La última nota de la Comisión Permanente de la Conferencia Episcopal ante las próximas elecciones, en la que hay cuatro obispos de Cataluña, levantó ampollas entre los independentistas.
La religión no obliga a nadie a ser de una nación determinada. Eso responde a otros conceptos. Hay quienes se inventan un inexistente mandamiento de amor a la patria. A la patria se la puede amar, yo me encuentro entre esos, pero por otros motivos: sentimentales, históricos, incluso por intereses materiales. Pero no porque lo mande Dios. Miles de italianos, polacos o irlandeses se hicieron norteamericanos sin el menor pecado. Y su nueva patria fueron los Estados Unidos. Y a eso aspiran muchísimos hispanos hoy. El alemán desertor del nazismo o el ruso del stalinismo no pecaban por desertar, y aun abominar, de su patria de nacimiento. Las naciones nacen y mueren y la religión sigue viviendo.

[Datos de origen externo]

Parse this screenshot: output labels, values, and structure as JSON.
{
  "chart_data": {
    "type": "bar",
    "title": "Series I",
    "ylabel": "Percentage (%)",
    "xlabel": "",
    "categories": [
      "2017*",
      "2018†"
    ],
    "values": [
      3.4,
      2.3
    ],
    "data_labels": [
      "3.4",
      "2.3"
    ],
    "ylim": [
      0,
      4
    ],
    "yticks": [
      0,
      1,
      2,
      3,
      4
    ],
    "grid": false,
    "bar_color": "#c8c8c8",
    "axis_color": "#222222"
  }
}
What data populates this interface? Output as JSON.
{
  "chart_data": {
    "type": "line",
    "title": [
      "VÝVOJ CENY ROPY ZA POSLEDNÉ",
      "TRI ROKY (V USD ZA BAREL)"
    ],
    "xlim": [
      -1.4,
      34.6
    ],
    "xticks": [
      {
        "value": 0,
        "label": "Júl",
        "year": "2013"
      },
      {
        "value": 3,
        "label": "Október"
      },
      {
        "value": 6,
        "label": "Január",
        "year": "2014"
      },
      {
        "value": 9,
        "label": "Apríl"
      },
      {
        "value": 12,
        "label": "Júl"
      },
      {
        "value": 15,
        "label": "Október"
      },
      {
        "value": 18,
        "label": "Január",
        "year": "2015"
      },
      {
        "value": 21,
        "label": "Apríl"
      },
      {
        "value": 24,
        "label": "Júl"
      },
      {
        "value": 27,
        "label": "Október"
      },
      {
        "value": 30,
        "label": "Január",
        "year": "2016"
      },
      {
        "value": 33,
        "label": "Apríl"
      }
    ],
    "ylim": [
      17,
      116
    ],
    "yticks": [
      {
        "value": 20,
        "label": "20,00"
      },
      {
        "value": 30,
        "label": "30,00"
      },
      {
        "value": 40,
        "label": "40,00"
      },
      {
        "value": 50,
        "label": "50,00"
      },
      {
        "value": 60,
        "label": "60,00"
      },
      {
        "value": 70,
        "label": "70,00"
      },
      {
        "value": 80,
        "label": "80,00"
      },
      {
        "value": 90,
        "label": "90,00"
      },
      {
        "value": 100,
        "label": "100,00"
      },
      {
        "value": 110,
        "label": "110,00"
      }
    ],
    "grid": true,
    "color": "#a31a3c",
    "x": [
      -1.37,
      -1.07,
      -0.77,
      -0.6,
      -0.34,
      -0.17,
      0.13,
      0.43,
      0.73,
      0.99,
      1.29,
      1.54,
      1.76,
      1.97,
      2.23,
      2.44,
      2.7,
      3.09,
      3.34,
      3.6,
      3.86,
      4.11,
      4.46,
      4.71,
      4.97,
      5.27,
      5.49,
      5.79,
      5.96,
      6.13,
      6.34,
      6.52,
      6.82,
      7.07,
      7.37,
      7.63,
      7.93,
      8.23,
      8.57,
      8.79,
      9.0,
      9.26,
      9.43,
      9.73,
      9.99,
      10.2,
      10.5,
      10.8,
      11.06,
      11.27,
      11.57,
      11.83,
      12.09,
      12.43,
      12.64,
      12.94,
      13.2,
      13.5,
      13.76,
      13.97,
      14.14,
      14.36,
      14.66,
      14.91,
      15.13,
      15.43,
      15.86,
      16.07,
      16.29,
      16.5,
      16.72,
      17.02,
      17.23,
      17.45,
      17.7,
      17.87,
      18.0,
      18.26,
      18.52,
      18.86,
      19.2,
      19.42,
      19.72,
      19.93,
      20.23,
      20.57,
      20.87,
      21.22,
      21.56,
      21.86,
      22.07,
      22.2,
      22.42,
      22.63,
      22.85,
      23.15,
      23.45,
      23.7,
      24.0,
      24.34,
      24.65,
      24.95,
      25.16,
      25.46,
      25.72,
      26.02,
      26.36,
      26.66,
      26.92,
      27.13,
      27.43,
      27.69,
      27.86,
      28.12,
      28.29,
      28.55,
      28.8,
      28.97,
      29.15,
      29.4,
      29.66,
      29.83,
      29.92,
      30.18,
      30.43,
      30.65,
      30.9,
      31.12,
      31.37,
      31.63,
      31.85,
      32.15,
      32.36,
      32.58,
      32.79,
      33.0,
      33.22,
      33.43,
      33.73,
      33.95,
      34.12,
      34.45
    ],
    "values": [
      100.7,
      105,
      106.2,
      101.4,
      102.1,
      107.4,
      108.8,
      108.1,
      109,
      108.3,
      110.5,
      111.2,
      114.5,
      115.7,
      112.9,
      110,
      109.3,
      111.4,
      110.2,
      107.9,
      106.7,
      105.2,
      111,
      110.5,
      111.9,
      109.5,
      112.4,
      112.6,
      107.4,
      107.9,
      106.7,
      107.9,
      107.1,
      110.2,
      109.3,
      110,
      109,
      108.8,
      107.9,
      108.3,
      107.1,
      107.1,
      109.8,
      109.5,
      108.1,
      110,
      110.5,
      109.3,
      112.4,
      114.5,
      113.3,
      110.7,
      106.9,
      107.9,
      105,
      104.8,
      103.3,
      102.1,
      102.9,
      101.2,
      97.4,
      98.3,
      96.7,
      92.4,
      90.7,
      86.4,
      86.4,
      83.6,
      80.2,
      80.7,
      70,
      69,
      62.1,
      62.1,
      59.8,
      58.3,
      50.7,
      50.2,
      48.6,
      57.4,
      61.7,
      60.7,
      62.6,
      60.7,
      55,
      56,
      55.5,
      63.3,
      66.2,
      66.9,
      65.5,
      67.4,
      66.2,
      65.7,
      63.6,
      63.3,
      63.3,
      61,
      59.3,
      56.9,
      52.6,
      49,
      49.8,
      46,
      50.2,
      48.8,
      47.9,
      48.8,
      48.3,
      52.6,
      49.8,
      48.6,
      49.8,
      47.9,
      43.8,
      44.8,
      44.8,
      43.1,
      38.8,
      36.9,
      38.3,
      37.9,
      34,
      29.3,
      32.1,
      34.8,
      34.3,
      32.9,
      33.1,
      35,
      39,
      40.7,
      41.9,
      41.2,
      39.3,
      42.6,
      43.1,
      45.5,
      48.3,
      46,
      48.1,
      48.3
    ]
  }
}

El planteamiento debe ser otro. Quien desee la independencia de Cataluña, las Vascongadas o Vitigudino, siempre por supuesto por medios lícitos, no tiene que confesarse por ello. Pero sí podría tener que hacerlo por otros motivos. Por el daño que causan. Y causar daño es pecado. No entro en consideraciones de otro tipo, muchas fruto de la ignorancia. Una historia falsa vendida como verdadera, un sentimentalismo enfermizo, una propaganda interesada mendaz y abusiva… Claro que puede haber una Cataluña independiente y un Betanzos como San Marino. Pero, ¿ganarían algo, salvo el prurito de ser independientes, con ello? ¿Y no se perjudicaría a los de allí y a los demás?
Eso es lo que los obispos ponen de manifiesto cuando dicen que España es un bien moral. Y que no se debe romper para que perdamos todos. Los que se van y los que se queden. Porque todos perderíamos. Por ello es inadmisible que sólo pueda opinar la parte que se quiera ir. Si mañana en la SEAT votaran su separación de la empresa quienes fabrican el sistema eléctrico perderían ellos y los demás. Y hasta es posible que nadie les comprara su producción con lo que dejarían en la calle a todos los obreros. Ahí sí que habría pecado. Y pienso que el resto de la empresa debería opinar sobre esa separación. Porque les afecta. Y mucho.
Un español que no ame a España o un francés que no ame a Francia no tiene que ir a confesarse por ello. No peca. Y menudo lío de amores habrían tenido los belgas si hubieran tenido que amar a Borgoña, luego a España, después al Imperio austriaco, más tarde a Holanda por fin a Bélgica y ahora no se sabe si a Flandes o a Walonia. La religión no puede imponer tantos amores sucesivos y encontrados. Y que vamos a decir ya si las naciones no responden a una herencia histórica sino a una imposición colonial hecha en un despacho de la metrópoli.
Pero hay ciertamente otras consideraciones muy válidas que deben tenerse en cuenta. Una historia común, y con más motivo si es gloriosa, un peso internacional que se perdería notablemente si la nación se fragmentara, un mercado nacional que favorece a todos y que cuanto mayor sea, mejor… No es lo mismo ser Alemania, Francia o España que Baviera, Bretaña o Murcia. Y en ocasiones incluso podrían ser inviables algunas de esas pretendidas naciones. O relegadas a la consideración de Estonia, Kosovo o Macedonia. Y procurar algo así, es decir, una ruina, claro que podría ser pecado. Pero por la ruina. No por haberse roto una nación.
Claro que el patriotismo es hermoso. Dichosas las naciones que lo viven. Como por ejemplo los Estados Unidos. Con orgullo. Ojalá en España hubiera un sentimiento semejante y no ese desmadre autonómico basado no pocas veces incluso en mentiras históricas. Y mentir sí es pecado.
Hacen muy bien los obispos cuando señalan que España es un bien moral. Aquí y hoy. Y que destruirlo entraña una muy grave responsabilidad. Pero no porque la religión mande amar a España. Lo que sí nos manda es no hacernos daño.
El dueño de una empresa no tiene obligación de amarla. Ni sus directivos o trabajadores. Pero sí tienen obligación de mantenerla e incrementarla para sostener a sus familias, asegurar los puestos de trabajo, enriquecer a la sociedad. No puede el propietario arruinarla por su dejadez o despilfarro o el obrero boicoteando la producción. La falta de amor no es pecado, lo otro, sí.